Erythritol Experiments:
Well, I may not know what I'm doing when it comes to candy making, after all I'm not experienced in it and I wasn't following specific direction or any thing (but I did follow a recipe for the marshmallows). Everything, the caramel, hard candy and marshmallows turned out grainy and brittle. It all tasted good though, my favorite was the caramel, I loved the stuff it just didn't have the traditional caramel texture. I think erythritol needs to be used in conjunction with another sugar alcohol like inulin. I may get inulin and try making candy with it in the future. This is unfortunately not as common and so far the only place I've seen it sold at is stayfitproducts (and while their shipping is free I've since realized it isn't worth the wait. I ordered my erythritol from there to save a buck..yea, I'm cheap what can I say and it took me a long time to get it, I was wishing I had ordered it from netrition instead, it's already powdered and it's way faster).

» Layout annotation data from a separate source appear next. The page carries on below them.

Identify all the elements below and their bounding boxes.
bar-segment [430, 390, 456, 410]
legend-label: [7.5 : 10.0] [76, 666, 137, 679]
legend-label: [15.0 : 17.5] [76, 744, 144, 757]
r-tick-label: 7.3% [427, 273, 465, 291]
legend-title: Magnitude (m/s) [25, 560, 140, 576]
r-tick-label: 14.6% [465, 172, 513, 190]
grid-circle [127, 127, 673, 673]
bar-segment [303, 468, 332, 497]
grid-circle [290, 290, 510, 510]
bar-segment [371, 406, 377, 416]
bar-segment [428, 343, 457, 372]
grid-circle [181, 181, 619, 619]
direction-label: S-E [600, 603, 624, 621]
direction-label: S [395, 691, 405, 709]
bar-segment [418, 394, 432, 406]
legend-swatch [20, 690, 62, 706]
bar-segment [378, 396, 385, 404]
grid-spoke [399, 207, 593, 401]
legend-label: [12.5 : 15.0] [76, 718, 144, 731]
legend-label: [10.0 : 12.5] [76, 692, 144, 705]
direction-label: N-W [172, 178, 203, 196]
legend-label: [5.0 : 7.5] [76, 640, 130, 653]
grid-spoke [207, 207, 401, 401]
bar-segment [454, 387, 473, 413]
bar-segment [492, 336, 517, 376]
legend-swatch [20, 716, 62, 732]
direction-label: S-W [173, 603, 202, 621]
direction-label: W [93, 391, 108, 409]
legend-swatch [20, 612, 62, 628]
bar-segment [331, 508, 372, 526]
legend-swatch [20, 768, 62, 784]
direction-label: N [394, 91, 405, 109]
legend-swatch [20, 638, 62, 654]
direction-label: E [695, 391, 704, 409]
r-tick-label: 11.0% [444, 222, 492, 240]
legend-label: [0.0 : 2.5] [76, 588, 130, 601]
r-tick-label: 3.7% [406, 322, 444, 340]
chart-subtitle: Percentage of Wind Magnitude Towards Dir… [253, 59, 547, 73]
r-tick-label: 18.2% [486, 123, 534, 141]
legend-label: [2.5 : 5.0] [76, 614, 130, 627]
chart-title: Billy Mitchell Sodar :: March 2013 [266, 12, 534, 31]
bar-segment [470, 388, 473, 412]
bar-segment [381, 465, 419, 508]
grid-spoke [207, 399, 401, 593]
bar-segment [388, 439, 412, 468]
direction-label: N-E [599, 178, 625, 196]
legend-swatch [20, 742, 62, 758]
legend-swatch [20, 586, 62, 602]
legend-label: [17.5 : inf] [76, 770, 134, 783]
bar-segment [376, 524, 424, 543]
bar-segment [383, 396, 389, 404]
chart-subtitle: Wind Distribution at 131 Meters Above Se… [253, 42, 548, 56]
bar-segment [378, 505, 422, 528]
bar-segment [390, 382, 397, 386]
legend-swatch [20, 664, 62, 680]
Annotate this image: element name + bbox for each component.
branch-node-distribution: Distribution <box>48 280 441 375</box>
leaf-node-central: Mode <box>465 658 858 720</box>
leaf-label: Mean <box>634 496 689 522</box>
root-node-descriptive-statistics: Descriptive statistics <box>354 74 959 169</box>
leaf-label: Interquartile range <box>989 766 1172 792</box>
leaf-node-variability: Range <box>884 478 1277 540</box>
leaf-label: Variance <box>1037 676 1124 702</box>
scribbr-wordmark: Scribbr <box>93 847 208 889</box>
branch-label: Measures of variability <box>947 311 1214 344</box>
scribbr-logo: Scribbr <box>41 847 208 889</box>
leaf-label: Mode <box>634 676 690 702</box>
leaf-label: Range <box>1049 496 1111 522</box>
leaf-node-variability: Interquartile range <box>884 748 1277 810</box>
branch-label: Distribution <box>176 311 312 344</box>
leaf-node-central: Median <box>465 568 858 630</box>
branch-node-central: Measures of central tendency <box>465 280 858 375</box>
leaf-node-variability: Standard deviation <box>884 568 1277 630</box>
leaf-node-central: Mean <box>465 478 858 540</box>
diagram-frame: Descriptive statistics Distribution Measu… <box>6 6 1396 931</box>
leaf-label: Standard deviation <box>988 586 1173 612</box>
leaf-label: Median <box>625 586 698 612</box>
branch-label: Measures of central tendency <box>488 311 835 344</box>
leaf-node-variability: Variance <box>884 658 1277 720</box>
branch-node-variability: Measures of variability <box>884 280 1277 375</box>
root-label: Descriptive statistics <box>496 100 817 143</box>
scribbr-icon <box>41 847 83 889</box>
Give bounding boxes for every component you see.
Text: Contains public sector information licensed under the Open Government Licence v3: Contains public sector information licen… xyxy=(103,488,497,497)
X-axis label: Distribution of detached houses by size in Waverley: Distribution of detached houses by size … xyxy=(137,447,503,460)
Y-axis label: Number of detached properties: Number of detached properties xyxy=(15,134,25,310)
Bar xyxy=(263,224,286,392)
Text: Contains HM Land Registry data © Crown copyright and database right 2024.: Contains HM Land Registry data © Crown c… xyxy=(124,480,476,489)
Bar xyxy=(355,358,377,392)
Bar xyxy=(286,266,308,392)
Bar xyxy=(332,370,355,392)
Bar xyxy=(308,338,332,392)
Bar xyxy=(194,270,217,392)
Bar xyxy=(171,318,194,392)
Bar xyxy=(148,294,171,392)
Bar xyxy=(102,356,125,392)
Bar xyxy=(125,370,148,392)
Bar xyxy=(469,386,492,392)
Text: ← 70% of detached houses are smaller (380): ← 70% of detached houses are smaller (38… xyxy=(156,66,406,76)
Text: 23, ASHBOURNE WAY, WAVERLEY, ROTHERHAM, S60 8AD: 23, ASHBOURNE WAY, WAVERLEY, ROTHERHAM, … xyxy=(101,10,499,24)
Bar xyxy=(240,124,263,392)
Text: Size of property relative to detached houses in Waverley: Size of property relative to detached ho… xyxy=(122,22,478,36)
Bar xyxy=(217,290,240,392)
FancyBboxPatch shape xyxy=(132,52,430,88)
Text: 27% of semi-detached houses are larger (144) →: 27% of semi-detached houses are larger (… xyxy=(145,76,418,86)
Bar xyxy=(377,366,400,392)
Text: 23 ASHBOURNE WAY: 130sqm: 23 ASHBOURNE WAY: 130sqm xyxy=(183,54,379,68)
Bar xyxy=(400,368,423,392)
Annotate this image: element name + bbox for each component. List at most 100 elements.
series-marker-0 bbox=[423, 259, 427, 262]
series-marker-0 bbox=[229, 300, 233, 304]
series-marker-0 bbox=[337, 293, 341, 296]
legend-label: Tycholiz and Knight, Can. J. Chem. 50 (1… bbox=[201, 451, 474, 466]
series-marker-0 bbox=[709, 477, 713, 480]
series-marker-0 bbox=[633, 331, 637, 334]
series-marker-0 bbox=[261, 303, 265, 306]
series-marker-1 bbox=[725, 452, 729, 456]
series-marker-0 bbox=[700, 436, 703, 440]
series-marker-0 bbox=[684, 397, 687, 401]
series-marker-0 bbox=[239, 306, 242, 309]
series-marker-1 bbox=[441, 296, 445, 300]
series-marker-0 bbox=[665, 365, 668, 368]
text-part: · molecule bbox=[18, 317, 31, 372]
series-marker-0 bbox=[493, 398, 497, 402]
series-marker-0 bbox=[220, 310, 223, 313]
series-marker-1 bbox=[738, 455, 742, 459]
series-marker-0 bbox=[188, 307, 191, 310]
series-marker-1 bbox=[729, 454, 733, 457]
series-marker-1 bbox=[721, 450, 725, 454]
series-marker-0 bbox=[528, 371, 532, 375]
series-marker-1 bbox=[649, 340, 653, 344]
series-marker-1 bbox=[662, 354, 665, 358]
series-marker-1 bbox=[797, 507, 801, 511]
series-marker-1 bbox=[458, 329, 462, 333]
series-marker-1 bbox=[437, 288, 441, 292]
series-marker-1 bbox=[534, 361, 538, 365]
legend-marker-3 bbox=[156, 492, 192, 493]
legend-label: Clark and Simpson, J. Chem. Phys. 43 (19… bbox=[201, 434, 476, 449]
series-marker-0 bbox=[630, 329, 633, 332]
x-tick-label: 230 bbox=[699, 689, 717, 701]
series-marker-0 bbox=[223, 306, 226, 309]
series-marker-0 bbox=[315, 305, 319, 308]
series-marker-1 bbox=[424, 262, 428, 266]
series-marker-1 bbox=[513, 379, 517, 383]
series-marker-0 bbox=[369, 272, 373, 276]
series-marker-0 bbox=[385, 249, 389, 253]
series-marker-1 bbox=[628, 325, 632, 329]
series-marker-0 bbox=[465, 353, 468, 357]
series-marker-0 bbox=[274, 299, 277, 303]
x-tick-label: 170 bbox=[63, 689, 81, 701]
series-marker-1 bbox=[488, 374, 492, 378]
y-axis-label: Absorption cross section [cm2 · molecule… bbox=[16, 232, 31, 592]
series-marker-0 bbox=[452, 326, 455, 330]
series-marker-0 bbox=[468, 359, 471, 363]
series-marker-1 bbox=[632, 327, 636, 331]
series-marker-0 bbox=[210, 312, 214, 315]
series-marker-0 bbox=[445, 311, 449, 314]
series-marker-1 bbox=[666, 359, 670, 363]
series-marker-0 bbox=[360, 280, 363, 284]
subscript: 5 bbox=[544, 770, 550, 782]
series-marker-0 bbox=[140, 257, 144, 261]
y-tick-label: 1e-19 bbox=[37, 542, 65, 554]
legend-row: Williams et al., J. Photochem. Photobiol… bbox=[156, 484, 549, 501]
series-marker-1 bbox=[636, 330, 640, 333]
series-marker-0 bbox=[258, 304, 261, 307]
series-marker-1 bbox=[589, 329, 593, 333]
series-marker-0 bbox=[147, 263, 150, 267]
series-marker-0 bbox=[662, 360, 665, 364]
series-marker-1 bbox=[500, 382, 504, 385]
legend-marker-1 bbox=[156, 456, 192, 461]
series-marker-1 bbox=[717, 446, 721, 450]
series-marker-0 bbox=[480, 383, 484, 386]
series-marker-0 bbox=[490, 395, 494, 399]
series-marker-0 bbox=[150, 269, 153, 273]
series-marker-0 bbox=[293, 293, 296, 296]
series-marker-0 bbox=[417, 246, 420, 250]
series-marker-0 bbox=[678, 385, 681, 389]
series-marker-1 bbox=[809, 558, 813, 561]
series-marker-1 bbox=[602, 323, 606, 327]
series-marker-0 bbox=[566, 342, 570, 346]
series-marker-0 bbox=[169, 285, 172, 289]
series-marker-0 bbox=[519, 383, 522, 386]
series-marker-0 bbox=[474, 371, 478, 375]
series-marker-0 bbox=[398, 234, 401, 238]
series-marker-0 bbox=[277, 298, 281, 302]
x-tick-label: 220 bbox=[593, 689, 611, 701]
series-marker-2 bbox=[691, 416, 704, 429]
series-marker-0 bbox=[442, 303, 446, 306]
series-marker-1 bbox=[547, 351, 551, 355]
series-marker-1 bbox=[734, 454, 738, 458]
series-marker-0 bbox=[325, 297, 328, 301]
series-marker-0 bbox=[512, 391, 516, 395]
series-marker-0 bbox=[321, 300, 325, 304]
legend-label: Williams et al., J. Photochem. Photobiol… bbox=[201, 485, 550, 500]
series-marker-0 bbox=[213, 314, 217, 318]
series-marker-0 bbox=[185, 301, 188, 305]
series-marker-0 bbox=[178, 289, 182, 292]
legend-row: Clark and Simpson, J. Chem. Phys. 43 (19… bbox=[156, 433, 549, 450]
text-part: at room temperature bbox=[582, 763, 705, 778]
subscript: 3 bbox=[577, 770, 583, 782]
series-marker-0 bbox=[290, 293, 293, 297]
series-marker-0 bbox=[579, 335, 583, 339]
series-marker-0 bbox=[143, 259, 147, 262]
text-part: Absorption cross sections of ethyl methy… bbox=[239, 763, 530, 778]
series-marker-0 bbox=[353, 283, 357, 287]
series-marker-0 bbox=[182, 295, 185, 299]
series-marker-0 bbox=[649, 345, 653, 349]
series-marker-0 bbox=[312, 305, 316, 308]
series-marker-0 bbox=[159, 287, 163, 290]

I just completed and ate another small batch of caramel. I cooked it a little better this time by not stirring it while cooking and not cooking it too long. I tried adding stuff near the end instead of cooking it all together. I also decided to try making almond milk or cream and it worked! I put some slivered almonds in the blender with some water until I got a cream like consistency then strained it out. I put several spoonfuls of that in it and probably about a tablespoon of butter. I can't remember exactly how much erythritol I used, might have been 1/4 cup or more. I guess I should measure, I have a habit of just guessing amounts or just throwing things together. It came out lighter, much lighter than my last batch and softer and smoother. It seemed a lot more like caramel this time. It still set as a non-caramel textured, soft yet brittle kind of candy. It is different from regular caramel but it's definitely a good different. I think this would work great as a new kind of candy, not sure what to name it yet, caramel brittle? Except it isn't hard and it doesn't stick to your teeth like peanut brittle.